As can be guessed from this brief synopsis (keeping in mind the fictional aspects of Murakami’s films), the result is also highly entertaining. Kenji Murakami’s films are characterised by a spirit of playful mischief, and he often uses them to poke fun at himself – a quality that is only reinforced by occasional stern accusations from an older generation of cineastes that he does not make “real” documentaries.
Sound Hunting is his latest 8mm foray and in some respects also his last. It has, at least, the theme of extinction running all through its 36-minute running time. Using his last stock of Fujichrome RT-200 sound film – a format discontinued in 1999 (coincidentally the year of Murakami’s breakthrough as a filmmaker with the DV-shot Tel-Club) – he films and films until it runs out. Talking into a microphone plugged directly into the camera, he narrates or more accurately describes what he is filming, because the catch is: the stock has expired years ago and the images recorded on it are somewhere beyond inscrutable.
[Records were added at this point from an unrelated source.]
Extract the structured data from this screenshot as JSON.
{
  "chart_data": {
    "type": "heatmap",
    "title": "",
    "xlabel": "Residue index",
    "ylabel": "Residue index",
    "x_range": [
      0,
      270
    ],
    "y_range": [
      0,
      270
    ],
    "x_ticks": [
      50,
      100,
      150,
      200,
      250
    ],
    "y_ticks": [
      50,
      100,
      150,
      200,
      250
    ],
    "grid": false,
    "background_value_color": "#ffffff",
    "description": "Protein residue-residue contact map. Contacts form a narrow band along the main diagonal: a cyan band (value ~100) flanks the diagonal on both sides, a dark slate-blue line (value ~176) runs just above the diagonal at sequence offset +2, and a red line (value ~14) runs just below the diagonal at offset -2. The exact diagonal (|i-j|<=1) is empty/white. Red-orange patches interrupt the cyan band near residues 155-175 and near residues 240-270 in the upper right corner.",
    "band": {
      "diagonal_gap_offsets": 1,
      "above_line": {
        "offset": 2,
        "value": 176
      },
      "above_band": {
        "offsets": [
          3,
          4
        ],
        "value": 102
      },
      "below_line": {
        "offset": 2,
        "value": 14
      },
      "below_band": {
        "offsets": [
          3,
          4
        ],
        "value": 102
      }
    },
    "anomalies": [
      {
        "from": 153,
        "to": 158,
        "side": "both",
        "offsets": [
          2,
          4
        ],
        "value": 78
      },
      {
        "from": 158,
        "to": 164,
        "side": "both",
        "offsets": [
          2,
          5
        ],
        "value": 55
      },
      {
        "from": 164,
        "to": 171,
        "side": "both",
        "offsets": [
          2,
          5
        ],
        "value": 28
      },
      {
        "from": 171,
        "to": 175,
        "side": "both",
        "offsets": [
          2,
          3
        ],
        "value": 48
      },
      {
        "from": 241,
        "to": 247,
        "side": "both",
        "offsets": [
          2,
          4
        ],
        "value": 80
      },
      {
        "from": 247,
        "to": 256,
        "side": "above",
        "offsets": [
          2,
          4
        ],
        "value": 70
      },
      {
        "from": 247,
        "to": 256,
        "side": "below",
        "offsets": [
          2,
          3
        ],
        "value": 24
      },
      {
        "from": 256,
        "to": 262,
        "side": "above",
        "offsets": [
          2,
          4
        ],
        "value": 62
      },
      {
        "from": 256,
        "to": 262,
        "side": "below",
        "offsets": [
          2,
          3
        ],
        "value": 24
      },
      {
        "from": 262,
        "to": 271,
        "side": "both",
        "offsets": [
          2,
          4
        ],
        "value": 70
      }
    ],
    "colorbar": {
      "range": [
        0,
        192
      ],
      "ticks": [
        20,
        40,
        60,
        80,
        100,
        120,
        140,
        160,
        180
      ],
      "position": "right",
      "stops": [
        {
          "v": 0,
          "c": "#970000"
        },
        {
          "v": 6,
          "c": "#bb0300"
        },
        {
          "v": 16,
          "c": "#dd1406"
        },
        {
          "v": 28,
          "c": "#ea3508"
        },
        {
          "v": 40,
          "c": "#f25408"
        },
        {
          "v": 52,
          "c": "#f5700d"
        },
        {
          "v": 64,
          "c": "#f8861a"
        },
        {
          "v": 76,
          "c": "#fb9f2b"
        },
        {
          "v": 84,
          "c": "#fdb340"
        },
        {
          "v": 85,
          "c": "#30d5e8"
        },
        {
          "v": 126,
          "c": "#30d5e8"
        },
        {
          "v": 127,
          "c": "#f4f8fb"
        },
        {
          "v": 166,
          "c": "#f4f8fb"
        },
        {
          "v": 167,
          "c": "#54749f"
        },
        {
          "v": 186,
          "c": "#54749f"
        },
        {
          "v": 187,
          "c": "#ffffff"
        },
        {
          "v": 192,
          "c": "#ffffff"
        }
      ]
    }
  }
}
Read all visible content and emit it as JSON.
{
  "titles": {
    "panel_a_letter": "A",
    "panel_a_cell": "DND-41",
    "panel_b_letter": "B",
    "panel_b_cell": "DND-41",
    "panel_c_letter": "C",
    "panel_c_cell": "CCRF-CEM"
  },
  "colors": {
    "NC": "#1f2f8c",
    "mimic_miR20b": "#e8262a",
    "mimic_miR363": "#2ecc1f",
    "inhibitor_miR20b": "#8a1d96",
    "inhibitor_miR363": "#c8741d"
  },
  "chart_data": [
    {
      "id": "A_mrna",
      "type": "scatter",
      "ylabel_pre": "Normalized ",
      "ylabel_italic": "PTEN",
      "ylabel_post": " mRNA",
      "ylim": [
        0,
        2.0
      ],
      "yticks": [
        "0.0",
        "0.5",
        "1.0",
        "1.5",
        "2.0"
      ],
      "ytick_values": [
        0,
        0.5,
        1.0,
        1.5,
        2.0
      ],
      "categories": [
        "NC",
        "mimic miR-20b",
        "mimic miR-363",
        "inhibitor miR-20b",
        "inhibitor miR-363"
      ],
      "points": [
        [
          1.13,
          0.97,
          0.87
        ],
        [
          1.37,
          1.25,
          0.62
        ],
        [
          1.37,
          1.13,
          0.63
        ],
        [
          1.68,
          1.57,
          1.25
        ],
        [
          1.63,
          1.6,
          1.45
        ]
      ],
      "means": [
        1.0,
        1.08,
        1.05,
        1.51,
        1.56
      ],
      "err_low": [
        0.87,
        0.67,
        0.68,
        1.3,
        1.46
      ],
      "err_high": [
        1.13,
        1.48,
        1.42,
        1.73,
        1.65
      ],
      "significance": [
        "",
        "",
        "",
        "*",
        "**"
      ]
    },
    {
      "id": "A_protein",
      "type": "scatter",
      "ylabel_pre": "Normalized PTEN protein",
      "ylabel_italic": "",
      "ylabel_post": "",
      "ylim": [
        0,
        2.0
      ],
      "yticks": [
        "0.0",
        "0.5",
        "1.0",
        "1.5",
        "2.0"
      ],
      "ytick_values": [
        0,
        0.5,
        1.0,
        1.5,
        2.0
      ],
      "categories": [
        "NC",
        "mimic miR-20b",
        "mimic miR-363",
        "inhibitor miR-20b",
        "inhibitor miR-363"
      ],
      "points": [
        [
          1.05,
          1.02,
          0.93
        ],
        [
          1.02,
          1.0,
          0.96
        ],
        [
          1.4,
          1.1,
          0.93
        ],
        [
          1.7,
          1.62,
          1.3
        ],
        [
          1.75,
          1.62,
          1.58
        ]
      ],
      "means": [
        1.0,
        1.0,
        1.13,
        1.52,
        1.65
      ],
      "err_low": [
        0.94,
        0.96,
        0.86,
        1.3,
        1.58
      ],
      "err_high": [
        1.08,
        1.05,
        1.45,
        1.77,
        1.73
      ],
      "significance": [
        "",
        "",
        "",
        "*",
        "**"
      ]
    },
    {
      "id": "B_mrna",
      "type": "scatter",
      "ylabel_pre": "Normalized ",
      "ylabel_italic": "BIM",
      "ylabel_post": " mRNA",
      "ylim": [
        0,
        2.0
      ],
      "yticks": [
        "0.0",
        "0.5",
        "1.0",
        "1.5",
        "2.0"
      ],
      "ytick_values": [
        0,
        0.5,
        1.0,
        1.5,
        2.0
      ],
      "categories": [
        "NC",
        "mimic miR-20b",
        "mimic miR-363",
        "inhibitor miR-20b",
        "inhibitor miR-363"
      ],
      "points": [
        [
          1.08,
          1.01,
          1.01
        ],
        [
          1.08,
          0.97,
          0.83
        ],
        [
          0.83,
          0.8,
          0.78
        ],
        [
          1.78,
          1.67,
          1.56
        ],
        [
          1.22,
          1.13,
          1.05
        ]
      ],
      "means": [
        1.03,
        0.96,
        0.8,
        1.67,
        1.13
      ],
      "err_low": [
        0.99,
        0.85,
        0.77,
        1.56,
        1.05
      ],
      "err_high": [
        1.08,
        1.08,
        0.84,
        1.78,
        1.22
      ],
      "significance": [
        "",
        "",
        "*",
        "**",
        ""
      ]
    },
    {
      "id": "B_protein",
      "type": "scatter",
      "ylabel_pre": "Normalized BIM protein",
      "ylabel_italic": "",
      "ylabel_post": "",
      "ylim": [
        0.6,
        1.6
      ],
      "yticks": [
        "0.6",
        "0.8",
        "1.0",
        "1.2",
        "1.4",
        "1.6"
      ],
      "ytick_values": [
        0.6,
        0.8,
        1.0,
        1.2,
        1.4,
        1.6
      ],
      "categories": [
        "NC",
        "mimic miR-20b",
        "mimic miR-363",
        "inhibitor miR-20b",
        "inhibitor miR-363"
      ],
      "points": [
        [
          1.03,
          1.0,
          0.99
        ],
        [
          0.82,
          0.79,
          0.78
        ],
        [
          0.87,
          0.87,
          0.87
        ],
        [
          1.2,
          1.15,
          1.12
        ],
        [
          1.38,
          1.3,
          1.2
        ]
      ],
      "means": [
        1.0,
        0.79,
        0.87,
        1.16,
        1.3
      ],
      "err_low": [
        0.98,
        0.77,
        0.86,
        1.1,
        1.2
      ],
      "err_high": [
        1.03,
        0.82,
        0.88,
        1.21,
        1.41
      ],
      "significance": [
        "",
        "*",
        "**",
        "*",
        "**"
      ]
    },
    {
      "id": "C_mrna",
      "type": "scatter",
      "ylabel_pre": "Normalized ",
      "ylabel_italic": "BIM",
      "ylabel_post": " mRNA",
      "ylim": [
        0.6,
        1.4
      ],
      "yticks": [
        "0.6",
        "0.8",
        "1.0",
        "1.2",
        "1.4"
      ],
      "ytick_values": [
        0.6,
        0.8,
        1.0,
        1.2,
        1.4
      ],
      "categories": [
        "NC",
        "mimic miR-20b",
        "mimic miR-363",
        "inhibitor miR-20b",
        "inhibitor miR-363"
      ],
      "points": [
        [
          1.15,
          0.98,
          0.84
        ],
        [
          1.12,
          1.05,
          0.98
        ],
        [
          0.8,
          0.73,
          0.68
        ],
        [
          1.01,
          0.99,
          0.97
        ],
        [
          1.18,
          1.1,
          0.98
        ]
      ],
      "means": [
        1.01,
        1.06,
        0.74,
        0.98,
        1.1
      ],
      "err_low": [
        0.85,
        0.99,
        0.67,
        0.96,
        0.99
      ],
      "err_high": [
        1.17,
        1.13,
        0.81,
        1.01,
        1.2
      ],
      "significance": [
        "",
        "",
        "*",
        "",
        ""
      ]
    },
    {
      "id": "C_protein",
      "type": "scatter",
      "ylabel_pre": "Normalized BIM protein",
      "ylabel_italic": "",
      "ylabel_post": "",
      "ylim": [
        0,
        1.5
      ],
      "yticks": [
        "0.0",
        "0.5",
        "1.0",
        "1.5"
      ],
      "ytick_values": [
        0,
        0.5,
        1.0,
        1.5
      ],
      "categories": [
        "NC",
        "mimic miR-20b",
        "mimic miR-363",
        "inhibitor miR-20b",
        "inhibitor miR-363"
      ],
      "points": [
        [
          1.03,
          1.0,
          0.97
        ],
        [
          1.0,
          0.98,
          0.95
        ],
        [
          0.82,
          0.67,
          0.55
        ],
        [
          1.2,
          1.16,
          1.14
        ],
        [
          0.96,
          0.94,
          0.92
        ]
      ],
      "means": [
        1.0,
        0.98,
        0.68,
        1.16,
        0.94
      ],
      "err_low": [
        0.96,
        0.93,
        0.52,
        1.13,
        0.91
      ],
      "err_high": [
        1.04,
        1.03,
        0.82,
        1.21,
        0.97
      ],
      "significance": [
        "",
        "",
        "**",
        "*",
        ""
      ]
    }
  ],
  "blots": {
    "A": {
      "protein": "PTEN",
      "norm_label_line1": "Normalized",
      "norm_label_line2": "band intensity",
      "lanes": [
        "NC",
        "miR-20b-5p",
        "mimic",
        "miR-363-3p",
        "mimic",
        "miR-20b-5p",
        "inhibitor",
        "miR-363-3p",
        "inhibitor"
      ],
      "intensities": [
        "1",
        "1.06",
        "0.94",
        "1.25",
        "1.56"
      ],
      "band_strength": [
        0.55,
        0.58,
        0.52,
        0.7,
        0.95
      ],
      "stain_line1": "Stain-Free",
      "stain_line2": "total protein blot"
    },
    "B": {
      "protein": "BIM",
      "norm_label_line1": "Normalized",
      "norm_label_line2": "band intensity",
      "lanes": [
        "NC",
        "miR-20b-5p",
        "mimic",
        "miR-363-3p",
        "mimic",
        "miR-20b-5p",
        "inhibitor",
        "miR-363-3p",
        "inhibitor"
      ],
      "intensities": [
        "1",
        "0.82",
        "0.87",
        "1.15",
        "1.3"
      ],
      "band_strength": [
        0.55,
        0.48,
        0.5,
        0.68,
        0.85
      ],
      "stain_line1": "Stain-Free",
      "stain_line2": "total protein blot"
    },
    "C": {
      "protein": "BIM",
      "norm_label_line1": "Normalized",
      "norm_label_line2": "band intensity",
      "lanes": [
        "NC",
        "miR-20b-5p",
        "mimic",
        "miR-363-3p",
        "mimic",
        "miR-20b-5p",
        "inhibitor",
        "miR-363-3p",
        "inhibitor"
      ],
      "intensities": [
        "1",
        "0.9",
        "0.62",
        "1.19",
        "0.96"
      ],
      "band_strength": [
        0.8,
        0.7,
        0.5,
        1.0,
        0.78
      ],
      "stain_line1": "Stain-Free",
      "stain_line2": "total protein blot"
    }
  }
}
The result is a mosaic of abstract images, as grain, scratches, and blots dance across the murky print, light flashes through sudden white forms like enlarged amoebas, and recognisable imagery is either hazy or only glimpsed sporadically. At the same time, Murakami’s voice resounds as he describes the subject he is filming, repeating with an urgency that contributes to the sense (or illusion) of witnessing final moments. “Now I’m recording my son” and “Now I’m recording my house” give way to what we assume are street scenes, which segue into an encounter (“Now I’m recording a woman”) that refers back to Fujica Single Date: a young woman’s voice and ecstatic moans suggesting that Murakami’s final odyssey into cinematographic oblivion included a quite human desire for the flesh.
Whether this is all literally, factually happening or whether it is truly the last of the filmmaker’s stock of 8mm sound film are questions that are beside the point. Suggestion is all in Murakami’s films: the internal logic is all that counts, but this internal logic comments on greater things in the world – and the world of cinema – at large. As his voice repeats, “I think this is the end of the reel. It’s nearly finished now”, for quite some time during the film’s last minutes, these words evoke something much larger than the end of a single filmmaker’s personal stash of an obsolete film format: an industry’s rush to render film as a medium obsolete.
This time around, however, Murakami’s artistry doesn’t end with a coherent internal logic. To underline the point, he refuses to make digital copies of Sound Hunting and will only allow it to be screened if he himself mans the projector – applying the militant philosophies of filmmaker Fumiki Watanabe (the subject of an earlier Murakami film) to turn Sound Hunting into not just a film but a live performance about the extinction of the medium called film.
In this manner, Sound Hunting is already building a reputation for itself; during the film’s premiere at the Yamagata International Documentary Film Festival (where it won one of the awards), the last few frames of the only extant print burned under the heat of the projector lamp. Even unintentional, this qualifies as a brilliant piece of self-publicity, but also as further testimony to the brilliance of Murakami’s entire exercise: once the print has worn out, that’s it. Sound Hunting sees Kenji Murakami in characteristically mischievous mode, but equally characteristic for being no less significant at the same time.